Classical Unified Field Theories - Eddington's Affine Geometry

Eddington's Affine Geometry

Sir Arthur Stanley Eddington was a noted astronomer who became an enthusiastic and influential promoter of Einstein's general theory of relativity. He was among the first to propose an extension of the gravitational theory based on the affine connection as the fundamental structure field rather than the metric tensor which was the original focus of general relativity. Affine connection is the basis for parallel transport of vectors from one space-time point to another; Eddington assumed the affine connection to be symmetric in its covariant indices, because it seemed plausible that the result of parallel-transporting one infinitesimal vector along another should produce the same result as transporting the second along the first. (Later workers revisited this assumption.)

Eddington emphasized what he considered to be epistemological considerations; for example, he thought that the cosmological constant version of the general-relativistic field equation expressed the property that the universe was "self-gauging". Since the simplest cosmological model (the De Sitter universe) that solves that equation is a spherically symmetric, stationary, closed universe (exhibiting a cosmological red shift, which is more conventionally interpreted as due to expansion), it seemed to explain the overall form of the universe.

Like many other classical unified field theorists, Eddington considered that in the Einstein field equations for general relativity the stress-energy tensor, which represents matter/energy, was merely provisional, and that in a truly unified theory the source term would automatically arise as some aspect of the free-space field equations. He also shared the hope that an improved fundamental theory would explain why the two elementary particles then known (proton and electron) have quite different masses.

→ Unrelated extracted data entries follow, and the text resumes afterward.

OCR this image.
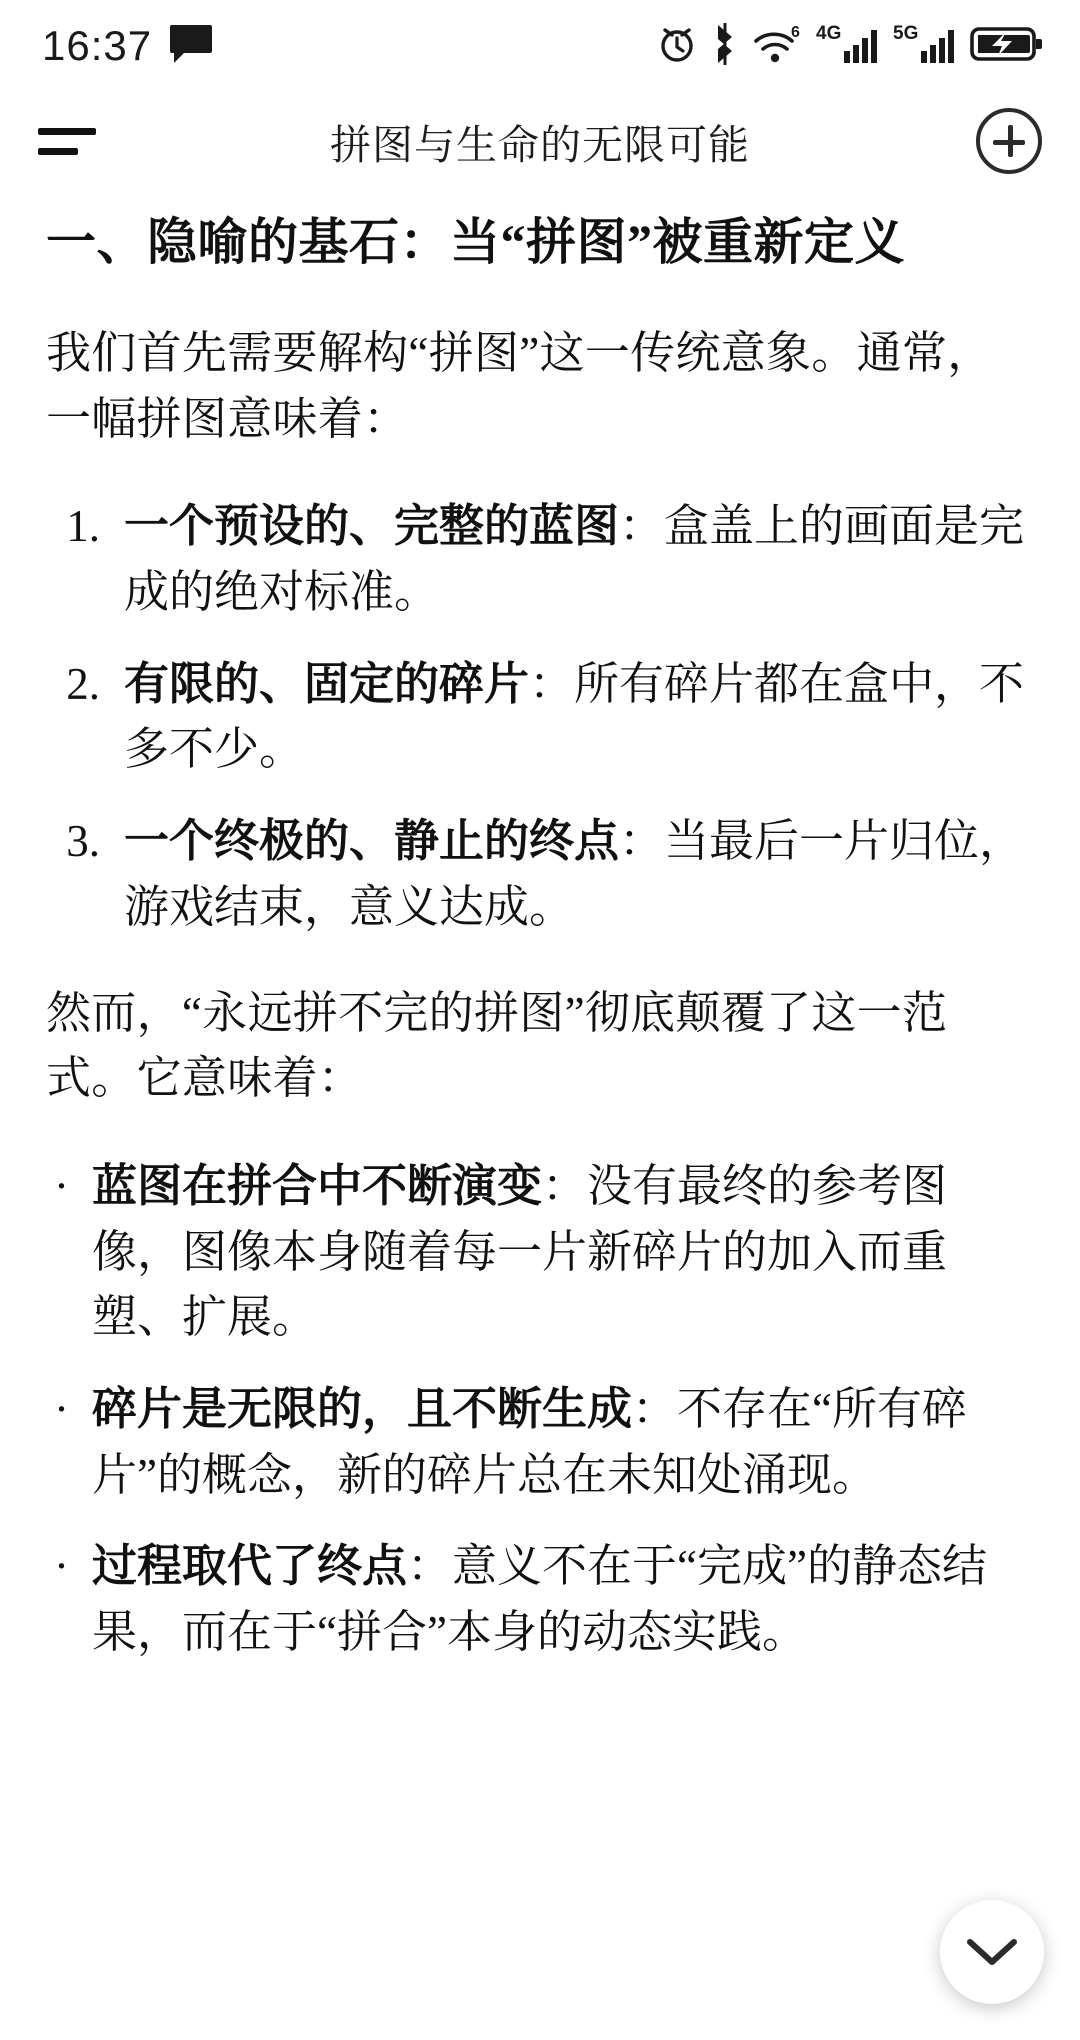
16:37	6 4G	5G
拼图与生命的无限可能
一、隐喻的基石：当“拼图”被重新定义

我们首先需要解构“拼图”这一传统意象。通常，一幅拼图意味着：

1. 一个预设的、完整的蓝图：盒盖上的画面是完成的绝对标准。
2. 有限的、固定的碎片：所有碎片都在盒中，不多不少。
3. 一个终极的、静止的终点：当最后一片归位，游戏结束，意义达成。

然而，“永远拼不完的拼图”彻底颠覆了这一范式。它意味着：

· 蓝图在拼合中不断演变：没有最终的参考图像，图像本身随着每一片新碎片的加入而重塑、扩展。
· 碎片是无限的，且不断生成：不存在“所有碎片”的概念，新的碎片总在未知处涌现。
· 过程取代了终点：意义不在于“完成”的静态结果，而在于“拼合”本身的动态实践。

The Dirac equation for the relativistic quantum electron caused Eddington to rethink his previous conviction that fundamental physical theory had to be based on tensors. He subsequently devoted his efforts into development of a "Fundamental Theory" based largely on algebraic notions (which he called "E-frames"). Unfortunately his descriptions of this theory were sketchy and difficult to understand, so very few physicists followed up on his work.